I challenge anyone to show me a Biblical passage, or present a good and necessary consequence with how advent, and her wreaths, trees, and cantatas with no preaching are an element of worship. Sorry, no “well it draws people in”. That’s not an argument from Scripture, it’s good ole American/Elevation Church pragmatism. Neither is “people are thinking about it”. No, they are not. We don’t live in 1950 anymore. There isn’t a secular soul out there who is going to walk into a church in this day and age because they are thinking “I need to go worship somewhere it is December.” I’ve told people before that there are no liberals in the ARP and I believe that wholeheartedly. What we do have are what I like to call “mainline traditionalists”. That is men and women who maintain and continue practices that are consistent with Norman Rockwell and generic Protestantism, but are alien to the Reformed faith and her Confessions and Catechisms. Even the Anglicans and Lutherans didn’t do the stuff many churches do in the six weeks before the first of the year before the last century. So much of what is considered “normal” is not. The Advent Candle Wreath thing? Invented by a liberal German guy in the 1840s and didn’t begin to appear in America until the 1930s. “We’ve always done it this way” is not an accurate assessment of the tradition. Same could be said for fir trees in the worship space. Totally without historical precedent.

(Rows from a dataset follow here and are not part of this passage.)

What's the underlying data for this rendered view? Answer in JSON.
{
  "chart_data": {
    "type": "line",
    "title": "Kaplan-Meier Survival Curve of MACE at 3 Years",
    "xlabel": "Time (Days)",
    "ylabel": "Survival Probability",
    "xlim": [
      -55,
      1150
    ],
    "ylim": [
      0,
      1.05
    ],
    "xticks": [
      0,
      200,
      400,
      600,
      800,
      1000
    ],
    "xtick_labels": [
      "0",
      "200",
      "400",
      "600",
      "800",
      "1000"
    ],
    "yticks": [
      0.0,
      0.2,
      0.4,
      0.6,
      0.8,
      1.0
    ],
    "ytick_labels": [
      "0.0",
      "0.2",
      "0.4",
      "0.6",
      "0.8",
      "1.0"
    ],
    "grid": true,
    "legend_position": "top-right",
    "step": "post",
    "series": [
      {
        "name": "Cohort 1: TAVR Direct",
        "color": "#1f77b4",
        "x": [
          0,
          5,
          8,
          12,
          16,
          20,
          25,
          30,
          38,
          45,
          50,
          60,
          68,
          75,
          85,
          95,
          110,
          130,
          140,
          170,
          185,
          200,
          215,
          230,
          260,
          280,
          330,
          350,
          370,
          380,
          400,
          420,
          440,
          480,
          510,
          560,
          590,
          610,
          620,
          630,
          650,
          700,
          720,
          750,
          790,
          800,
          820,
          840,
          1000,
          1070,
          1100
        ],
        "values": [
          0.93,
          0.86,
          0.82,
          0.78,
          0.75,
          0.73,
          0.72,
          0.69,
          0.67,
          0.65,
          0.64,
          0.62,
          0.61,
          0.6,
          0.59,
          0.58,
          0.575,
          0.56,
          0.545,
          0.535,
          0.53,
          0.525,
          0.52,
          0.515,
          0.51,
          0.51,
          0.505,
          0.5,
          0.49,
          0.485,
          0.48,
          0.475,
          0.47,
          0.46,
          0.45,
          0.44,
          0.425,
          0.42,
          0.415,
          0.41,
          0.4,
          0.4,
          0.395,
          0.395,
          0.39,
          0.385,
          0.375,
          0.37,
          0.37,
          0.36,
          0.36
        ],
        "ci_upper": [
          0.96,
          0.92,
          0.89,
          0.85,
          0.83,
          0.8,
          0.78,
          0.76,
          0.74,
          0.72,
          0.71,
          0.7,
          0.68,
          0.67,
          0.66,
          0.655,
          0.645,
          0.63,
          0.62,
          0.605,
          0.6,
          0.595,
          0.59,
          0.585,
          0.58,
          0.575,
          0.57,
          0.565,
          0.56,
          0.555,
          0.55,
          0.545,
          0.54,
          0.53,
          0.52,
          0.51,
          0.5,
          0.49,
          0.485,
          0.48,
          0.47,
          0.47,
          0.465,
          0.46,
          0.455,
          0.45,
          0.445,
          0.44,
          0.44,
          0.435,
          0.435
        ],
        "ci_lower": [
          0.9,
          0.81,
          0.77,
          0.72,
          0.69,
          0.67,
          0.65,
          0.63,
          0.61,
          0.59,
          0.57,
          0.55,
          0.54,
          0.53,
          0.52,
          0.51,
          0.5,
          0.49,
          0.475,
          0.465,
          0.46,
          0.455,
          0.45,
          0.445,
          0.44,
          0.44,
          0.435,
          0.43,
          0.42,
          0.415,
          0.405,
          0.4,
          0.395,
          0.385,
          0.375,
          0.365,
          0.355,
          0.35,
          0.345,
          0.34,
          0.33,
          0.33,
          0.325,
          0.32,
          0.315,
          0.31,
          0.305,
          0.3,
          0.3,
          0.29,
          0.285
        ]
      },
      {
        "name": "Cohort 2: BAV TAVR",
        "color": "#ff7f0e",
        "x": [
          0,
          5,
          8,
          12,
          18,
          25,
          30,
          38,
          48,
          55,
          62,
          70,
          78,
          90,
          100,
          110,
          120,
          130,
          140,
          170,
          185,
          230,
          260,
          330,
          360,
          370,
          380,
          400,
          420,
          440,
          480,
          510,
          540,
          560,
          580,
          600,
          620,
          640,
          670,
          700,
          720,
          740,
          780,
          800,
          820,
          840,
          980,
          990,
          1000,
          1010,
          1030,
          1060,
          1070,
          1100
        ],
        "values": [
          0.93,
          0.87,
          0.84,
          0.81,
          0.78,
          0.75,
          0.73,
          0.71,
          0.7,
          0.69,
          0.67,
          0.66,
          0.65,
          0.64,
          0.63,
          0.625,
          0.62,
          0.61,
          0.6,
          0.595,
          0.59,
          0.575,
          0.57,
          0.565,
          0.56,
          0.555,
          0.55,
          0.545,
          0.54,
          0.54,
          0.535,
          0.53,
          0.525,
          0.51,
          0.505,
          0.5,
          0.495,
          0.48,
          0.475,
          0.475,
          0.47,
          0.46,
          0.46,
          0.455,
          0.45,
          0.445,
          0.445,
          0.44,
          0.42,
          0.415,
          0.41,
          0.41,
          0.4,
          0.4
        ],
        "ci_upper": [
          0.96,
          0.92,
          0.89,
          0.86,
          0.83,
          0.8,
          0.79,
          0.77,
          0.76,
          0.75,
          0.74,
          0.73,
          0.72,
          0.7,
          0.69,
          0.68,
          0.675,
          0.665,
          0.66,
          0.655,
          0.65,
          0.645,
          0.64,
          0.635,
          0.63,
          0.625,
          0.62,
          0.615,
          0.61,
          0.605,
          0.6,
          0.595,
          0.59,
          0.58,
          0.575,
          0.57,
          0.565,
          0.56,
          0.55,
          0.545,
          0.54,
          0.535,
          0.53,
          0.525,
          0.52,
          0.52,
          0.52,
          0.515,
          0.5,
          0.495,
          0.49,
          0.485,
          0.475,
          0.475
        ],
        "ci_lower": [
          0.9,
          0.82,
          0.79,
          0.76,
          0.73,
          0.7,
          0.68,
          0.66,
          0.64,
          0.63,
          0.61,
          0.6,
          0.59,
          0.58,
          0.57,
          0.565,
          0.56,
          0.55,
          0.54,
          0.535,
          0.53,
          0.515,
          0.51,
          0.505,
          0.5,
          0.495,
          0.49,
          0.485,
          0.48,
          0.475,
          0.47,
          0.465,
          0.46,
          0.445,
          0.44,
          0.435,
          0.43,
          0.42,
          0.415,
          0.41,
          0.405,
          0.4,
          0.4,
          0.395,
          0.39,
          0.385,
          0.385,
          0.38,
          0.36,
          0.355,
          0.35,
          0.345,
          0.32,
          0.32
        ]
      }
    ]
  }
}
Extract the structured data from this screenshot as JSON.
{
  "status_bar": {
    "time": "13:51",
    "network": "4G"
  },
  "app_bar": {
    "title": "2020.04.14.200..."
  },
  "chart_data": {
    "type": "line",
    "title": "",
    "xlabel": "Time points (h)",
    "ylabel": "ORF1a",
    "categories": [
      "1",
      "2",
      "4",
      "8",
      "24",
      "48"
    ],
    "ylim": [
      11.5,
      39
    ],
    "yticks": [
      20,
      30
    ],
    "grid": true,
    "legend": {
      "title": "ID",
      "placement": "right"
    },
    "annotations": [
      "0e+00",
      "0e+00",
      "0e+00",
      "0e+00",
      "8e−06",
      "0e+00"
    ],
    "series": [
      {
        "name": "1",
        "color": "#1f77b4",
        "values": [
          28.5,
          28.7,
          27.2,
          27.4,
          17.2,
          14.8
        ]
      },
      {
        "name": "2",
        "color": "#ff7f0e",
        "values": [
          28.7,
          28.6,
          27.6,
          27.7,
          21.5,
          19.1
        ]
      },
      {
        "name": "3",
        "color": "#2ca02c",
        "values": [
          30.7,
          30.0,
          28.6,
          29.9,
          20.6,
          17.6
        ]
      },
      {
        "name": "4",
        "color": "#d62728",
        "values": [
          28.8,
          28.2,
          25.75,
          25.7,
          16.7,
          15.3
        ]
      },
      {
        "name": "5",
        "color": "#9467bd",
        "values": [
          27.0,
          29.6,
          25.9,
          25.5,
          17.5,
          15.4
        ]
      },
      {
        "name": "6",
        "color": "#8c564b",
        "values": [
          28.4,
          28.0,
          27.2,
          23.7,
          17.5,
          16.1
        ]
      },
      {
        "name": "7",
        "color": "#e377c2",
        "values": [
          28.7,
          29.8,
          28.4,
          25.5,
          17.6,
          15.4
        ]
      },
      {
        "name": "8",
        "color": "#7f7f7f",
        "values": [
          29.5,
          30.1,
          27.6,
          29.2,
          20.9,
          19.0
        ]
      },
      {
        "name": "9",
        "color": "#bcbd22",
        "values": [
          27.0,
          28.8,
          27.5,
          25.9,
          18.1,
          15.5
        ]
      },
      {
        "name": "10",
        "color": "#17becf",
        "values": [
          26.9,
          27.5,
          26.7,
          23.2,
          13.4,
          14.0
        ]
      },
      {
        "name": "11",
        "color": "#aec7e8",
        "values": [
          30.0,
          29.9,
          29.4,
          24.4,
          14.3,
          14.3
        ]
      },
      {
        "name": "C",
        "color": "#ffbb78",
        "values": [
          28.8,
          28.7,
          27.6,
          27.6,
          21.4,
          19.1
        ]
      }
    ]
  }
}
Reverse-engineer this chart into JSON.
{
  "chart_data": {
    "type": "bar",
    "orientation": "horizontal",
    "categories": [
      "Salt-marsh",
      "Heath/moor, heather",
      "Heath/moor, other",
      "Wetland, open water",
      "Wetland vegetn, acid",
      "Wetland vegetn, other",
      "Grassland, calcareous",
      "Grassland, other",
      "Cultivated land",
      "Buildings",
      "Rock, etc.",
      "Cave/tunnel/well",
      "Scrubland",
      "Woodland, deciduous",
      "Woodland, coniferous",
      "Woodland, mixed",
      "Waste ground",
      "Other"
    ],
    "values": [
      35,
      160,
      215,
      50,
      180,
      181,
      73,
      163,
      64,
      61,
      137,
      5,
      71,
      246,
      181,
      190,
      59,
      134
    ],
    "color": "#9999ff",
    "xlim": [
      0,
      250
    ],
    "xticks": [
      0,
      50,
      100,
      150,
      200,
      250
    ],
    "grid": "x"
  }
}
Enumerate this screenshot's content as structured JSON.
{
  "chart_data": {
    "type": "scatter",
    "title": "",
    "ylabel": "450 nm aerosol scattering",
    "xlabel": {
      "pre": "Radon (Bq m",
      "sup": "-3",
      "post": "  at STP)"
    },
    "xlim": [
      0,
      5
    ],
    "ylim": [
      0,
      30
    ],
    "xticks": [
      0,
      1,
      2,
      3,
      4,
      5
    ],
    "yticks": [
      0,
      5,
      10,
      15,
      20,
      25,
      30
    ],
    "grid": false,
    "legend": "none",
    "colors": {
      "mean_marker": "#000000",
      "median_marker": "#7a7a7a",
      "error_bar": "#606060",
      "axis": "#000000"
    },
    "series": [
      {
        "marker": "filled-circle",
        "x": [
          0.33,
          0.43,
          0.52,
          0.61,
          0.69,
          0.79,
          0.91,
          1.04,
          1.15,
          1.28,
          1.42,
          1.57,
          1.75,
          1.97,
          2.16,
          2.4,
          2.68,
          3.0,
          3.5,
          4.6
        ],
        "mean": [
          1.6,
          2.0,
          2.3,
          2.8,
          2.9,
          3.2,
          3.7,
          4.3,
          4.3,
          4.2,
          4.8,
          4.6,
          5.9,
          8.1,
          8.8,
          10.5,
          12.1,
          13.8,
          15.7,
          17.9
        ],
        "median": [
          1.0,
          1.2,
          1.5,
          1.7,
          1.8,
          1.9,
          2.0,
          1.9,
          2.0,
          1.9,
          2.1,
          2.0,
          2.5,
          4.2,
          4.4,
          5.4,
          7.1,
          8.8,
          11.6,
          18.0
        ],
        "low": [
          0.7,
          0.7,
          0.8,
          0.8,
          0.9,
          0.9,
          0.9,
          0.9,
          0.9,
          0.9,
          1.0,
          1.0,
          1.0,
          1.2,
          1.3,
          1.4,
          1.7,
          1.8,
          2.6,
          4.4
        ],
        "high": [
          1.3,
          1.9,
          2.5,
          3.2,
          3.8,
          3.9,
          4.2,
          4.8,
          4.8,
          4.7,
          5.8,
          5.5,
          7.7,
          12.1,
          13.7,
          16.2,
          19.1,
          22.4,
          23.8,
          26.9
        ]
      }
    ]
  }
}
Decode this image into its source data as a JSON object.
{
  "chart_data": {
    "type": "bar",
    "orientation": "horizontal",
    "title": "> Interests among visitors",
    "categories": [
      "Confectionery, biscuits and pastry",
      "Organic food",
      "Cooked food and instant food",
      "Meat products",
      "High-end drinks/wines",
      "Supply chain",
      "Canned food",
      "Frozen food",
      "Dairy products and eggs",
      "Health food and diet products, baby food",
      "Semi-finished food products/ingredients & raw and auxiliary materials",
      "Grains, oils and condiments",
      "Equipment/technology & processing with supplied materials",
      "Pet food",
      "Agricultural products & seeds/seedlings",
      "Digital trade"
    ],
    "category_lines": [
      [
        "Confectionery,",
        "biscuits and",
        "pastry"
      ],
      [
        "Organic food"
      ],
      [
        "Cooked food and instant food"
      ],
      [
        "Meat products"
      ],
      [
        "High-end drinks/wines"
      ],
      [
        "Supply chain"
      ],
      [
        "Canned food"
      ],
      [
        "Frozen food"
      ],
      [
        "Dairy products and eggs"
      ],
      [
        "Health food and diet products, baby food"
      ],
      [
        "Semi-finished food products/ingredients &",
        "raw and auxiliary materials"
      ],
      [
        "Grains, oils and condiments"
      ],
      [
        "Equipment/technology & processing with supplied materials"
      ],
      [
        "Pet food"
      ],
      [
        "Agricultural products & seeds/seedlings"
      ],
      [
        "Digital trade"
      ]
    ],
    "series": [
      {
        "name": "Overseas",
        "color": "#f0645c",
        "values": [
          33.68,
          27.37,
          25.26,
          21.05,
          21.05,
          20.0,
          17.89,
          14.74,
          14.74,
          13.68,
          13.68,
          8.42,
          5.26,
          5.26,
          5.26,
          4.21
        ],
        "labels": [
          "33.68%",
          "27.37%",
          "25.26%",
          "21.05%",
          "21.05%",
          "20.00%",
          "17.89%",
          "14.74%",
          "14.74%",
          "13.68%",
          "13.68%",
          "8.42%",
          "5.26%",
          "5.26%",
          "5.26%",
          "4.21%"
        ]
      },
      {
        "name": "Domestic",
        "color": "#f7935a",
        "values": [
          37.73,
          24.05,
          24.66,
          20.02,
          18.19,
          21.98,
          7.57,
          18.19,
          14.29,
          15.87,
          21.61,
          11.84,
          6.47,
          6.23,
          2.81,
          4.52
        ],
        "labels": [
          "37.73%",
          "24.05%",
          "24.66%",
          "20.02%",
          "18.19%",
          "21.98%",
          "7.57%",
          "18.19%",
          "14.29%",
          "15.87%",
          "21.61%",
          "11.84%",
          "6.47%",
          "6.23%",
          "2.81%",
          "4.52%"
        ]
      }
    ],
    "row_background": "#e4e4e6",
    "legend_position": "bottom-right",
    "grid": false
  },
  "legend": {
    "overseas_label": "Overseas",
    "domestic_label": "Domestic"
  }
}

All of these things take away from the Biblical message. They obscure and hide what is ostensibly the purpose of their invention. Why do they do so? Because God in His word has neither commanded for them nor provided for them. Tradition without Christ’s warrant is idolatry. I know those are harsh and mean words. But what of violating conscience? The church is only to do that in worship which God has commanded. Does that not matter or have relevance here? Go back to the quotations from the Standards and from the DPW? What does the 1560 Scots Confession say we are to do with such things? Toss them out. They ought to be changed. Who has the authority to do that in the ecclesiastical world in which I and you live and have our being? The Elders and the Minister.

As we close in this, and I am sure most have dumped out by now, I write this not to be a nuisance or to get angry clicks, but out of genuine and earnest desire for the church to rethink why it does things and return back to the old paths which our forefathers trod in faithfulness to the Word of God, the advice and directives of the considered DPW of 1647, and in the sure and certain hope of the Gospel of Jesus Christ.